By regarding towns as vertices, and roads etc. as edges, this problem can be regarded as a shortest path problem.

If there are no additions of roads and airports

The problem can be solved in \(O(N^3+Q)\) time by precomputing shortest distance between all pairs of vertices with the Floyd-Warshall algorithm.

If there are only road additions

Precompute the shortest distance between all pairs of vertices.

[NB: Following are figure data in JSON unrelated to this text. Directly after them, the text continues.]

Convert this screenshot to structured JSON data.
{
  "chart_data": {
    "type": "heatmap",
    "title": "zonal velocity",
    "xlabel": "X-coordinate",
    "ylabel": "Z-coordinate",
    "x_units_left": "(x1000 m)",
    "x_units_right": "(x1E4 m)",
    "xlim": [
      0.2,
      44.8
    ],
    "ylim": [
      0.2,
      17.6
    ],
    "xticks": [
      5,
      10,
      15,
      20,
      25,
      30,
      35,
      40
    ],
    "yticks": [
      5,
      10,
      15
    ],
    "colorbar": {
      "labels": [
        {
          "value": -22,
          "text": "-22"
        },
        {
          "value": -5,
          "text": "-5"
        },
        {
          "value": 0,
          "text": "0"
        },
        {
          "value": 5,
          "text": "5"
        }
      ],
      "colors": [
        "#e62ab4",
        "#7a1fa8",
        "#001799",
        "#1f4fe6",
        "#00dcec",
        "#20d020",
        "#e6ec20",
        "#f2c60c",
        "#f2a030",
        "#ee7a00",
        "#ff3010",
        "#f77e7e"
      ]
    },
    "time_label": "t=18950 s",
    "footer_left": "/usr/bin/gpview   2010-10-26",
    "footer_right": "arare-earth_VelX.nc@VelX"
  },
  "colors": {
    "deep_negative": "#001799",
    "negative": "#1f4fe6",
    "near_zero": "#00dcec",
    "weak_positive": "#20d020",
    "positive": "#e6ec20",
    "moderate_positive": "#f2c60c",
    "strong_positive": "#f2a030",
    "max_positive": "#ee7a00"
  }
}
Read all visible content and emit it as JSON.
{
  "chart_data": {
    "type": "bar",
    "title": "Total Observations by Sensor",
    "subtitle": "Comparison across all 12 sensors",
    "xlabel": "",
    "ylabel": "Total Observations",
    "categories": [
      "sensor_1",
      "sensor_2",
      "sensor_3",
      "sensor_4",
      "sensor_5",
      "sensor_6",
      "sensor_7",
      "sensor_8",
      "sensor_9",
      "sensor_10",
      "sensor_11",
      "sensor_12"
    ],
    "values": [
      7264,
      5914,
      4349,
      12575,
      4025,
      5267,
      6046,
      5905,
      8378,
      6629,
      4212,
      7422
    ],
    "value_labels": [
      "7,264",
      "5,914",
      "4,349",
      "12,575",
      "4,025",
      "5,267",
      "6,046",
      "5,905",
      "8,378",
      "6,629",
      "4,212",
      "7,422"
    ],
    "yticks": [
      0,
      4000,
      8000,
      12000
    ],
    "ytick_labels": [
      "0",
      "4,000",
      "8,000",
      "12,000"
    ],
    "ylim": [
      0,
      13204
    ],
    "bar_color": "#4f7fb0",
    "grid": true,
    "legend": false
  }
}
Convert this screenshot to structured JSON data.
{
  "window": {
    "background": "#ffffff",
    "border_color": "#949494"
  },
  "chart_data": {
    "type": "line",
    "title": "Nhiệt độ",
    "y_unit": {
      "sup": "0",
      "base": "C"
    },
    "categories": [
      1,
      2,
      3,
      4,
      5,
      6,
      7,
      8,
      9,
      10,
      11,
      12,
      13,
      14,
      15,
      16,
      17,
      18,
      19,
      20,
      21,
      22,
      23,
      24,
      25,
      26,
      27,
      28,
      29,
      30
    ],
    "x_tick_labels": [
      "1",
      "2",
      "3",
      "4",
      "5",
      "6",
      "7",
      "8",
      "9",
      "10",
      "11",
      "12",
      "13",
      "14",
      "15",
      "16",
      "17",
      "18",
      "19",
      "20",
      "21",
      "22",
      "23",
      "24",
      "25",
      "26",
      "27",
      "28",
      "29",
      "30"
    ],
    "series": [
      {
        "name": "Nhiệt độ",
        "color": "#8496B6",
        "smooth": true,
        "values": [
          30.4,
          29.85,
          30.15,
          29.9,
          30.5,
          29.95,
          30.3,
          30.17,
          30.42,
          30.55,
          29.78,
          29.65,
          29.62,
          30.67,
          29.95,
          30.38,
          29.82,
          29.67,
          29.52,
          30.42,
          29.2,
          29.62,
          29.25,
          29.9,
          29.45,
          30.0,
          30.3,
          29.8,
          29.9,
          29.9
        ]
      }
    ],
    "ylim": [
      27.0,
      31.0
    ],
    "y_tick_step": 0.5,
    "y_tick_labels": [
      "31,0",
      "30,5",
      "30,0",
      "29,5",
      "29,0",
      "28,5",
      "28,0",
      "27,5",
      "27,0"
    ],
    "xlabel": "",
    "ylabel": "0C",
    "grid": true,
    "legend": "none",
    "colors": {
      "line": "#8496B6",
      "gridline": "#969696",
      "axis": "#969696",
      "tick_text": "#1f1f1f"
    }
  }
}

When an edge between \(x\) and \(y\) of cost \(t\) is added, the shortest distance between \(i\) and \(j\) becomes one of the following:

• travel from \(i\) to \(x\), then to \(y\) via the new edge, and then reach \(j\);
• travel from \(i\) to \(y\), then to \(x\) via the new edge, and then reach \(j\);
• remains unchanged.

This can be computed in \(\Theta(1)\) time for each \((i,j)\), so the shortest distance between all pairs can be recalculated in \(\Theta(N^2)\) time. Hence, the problem can be solved in a total of \(O(N^3+N^2Q)\) time.

The original problem

If we directly connect towns with airports, it can result in at most \(\Theta(N^2)\) routes. If we add edges between all towns with airports every time an airport is built and recalculate the shortest distances in a total of \(\Theta(N^2)\) time, the total time complexity will be \(\Theta(N^4+N^2Q)\), which is difficult to finish within the execution time limit. The situation is the same even if we add edges at once and perform Floyd-Warshall algorithm again.

Instead of directly connecting towns with airports, let us define a new vertex representing “the sky,” and consider as follows:

• One can travel from any town with an airport to “the sky” in \(T\) hours.
• One can travel from “the sky” to any town with an airport in \(0\) hours.

Now, only two new edges are required to be added on airport construction, and the shortest distances between all pairs of vertices can be done in \(\Theta(N^2)\) time. In total, the problem can be solved in \(O(N^3+N^2Q)\) time.